Saturday, 16 January 2016

Numeracy - Telling Time

One of the Numeracy topics this year for William is being able to tell the time.
This is a difficult activity to learn and only up to a couple of years ago it wasn’t taught fully until the second half of primary in Key Stage 2.
Recent changes however have meant that it is being taught earlier.
It is expected then that:

Year 1 (ages 5-6): Pupils should be taught to:

Tell the time to the hour and half past the hour and draw the hands on a clock face to show these times.

Year 2 (ages 6-7):  Pupils should be taught to:

Tell and write the time to five minutes, including quarter past/to the hour and draw the hands on a clock face to show these times.
Know the number of minutes in an hour and the number of hours in a day.

Year 3 (ages 7-8):  Pupils should be taught to:

Tell and write the time from an analogue clock, including using Roman numerals from I to XII, and 12-hour and 24-hour clocks.
Estimate and read time with increasing accuracy to the nearest minute; record and compare time in terms of seconds, minutes and hours; use vocabulary such as o’clock, a.m./p.m., morning, afternoon, noon and midnight.

Year 4 (ages 8-9):  Pupils should be taught to:

Read, write and convert time between analogue and digital 12- and 24-hour clocks.
We have been trying over the last few weeks to incorporate time in just general terms such as Morning, Lunchtime, Dinner time, Evening and Bedtime.
Initially we were talking about activities that happen at certain times of day e.g. “we eat breakfast in the morning” and “we go to bed at night time”.
We then moved on to discussing when certain things happen; ideally this starts off the concept of blocking time into sections. Such things like, Literacy, Numeracy, Topics, Library and reading time.

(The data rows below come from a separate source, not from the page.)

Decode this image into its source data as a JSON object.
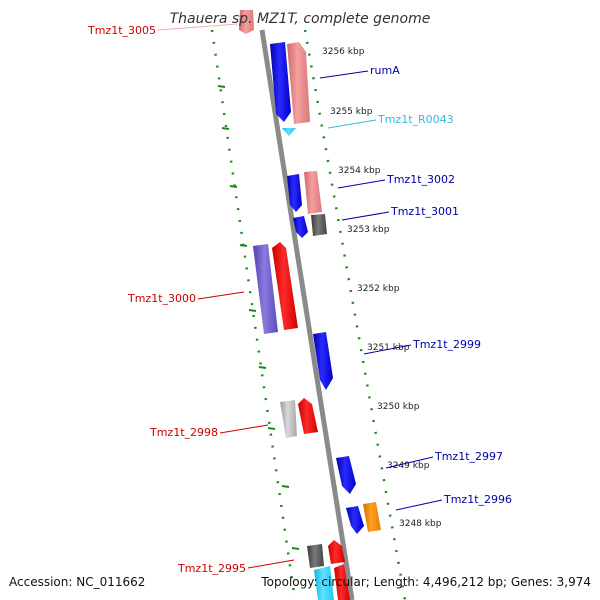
{
  "title": "Thauera sp. MZ1T, complete genome",
  "footer": {
    "accession": "Accession: NC_011662",
    "topology": "Topology: circular; Length: 4,496,212 bp; Genes: 3,974"
  },
  "colors": {
    "dot_track": "#1e8a1e",
    "backbone": "#8a8a8a",
    "left_label": "#cc0000",
    "right_label": "#0000aa",
    "rna_label": "#33bbdd"
  },
  "ticks": [
    "3256 kbp",
    "3255 kbp",
    "3254 kbp",
    "3253 kbp",
    "3252 kbp",
    "3251 kbp",
    "3250 kbp",
    "3249 kbp",
    "3248 kbp"
  ],
  "gene_labels": [
    {
      "text": "Tmz1t_3005",
      "side": "left",
      "kind": "gene"
    },
    {
      "text": "rumA",
      "side": "right",
      "kind": "gene"
    },
    {
      "text": "Tmz1t_R0043",
      "side": "right",
      "kind": "rna"
    },
    {
      "text": "Tmz1t_3002",
      "side": "right",
      "kind": "gene"
    },
    {
      "text": "Tmz1t_3001",
      "side": "right",
      "kind": "gene"
    },
    {
      "text": "Tmz1t_3000",
      "side": "left",
      "kind": "gene"
    },
    {
      "text": "Tmz1t_2999",
      "side": "right",
      "kind": "gene"
    },
    {
      "text": "Tmz1t_2998",
      "side": "left",
      "kind": "gene"
    },
    {
      "text": "Tmz1t_2997",
      "side": "right",
      "kind": "gene"
    },
    {
      "text": "Tmz1t_2996",
      "side": "right",
      "kind": "gene"
    },
    {
      "text": "Tmz1t_2995",
      "side": "left",
      "kind": "gene"
    }
  ]
}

As you can see there is just a clear order of what our activities are for the day. As each activity passes we cross it out and move on to the next one.
This is just reinforcing that there is a time structure to the day.
Following that we started adding time references to the order.
For Example:
7.30 am Breakfast
8.00 am Cleaning teeth
8.15 am Getting Dressed
8.30 am Literacy
And so on…..

Although at this stage actually reading the time isn’t completely necessary it does show a time stamp to the activities that are being done.
After spending some time with this and knowing that the Boys fully understood the order we moved on to the next part of the topic, which I will write about in the next post. 
Have you started teaching time with your children? How did you do it? Would love to know!


Anonymous said...

We used our daily timetable too. I stuck post its around the clock showing key times.
My boys also enjoyed playing with stopwatches a lot. They timed themselves running around, building Lego, and this helped familiarise them with time. It can entertain children on car journies too. They can guess how long it will take to reach a particular landmark, then time it and see how close they were.

Bear and Cardigan said...

It's not an easy thing to teach. When my son was little digital displays were new and everywhere. All watches were digital too. The only analogue watch I could find had a Mickey Mouse hand, so he had one of those. I think it was advertised as a teach your child the time watch (not cheap either!) We also bought an analogue clock for the living room. I love the idea in the comments of using a stopwatch, it really does give them the idea of time, and fun too.

Unknown said...

Time is so important in our lives but it is really hard to teach (mostly the minute hand). Our three year old has interest in learning but is nowhere near learning how to count by 5's and cannot understand the basis of 60 mins/hour. We normally use time in ways like "when the big hand gets to the top its time for ..." our main clock in our house has Roman numerals so that's pretty much shooting us in the foot. Thanks for outlining the school requirements as per age!

tanya said...

we're all learning to tell the time here. We play clock solitaire, talk about how many minutes are in a hour, half, quarter etc. I set times on when we will do something and ask them to let me know when that time arrives. We're very informal.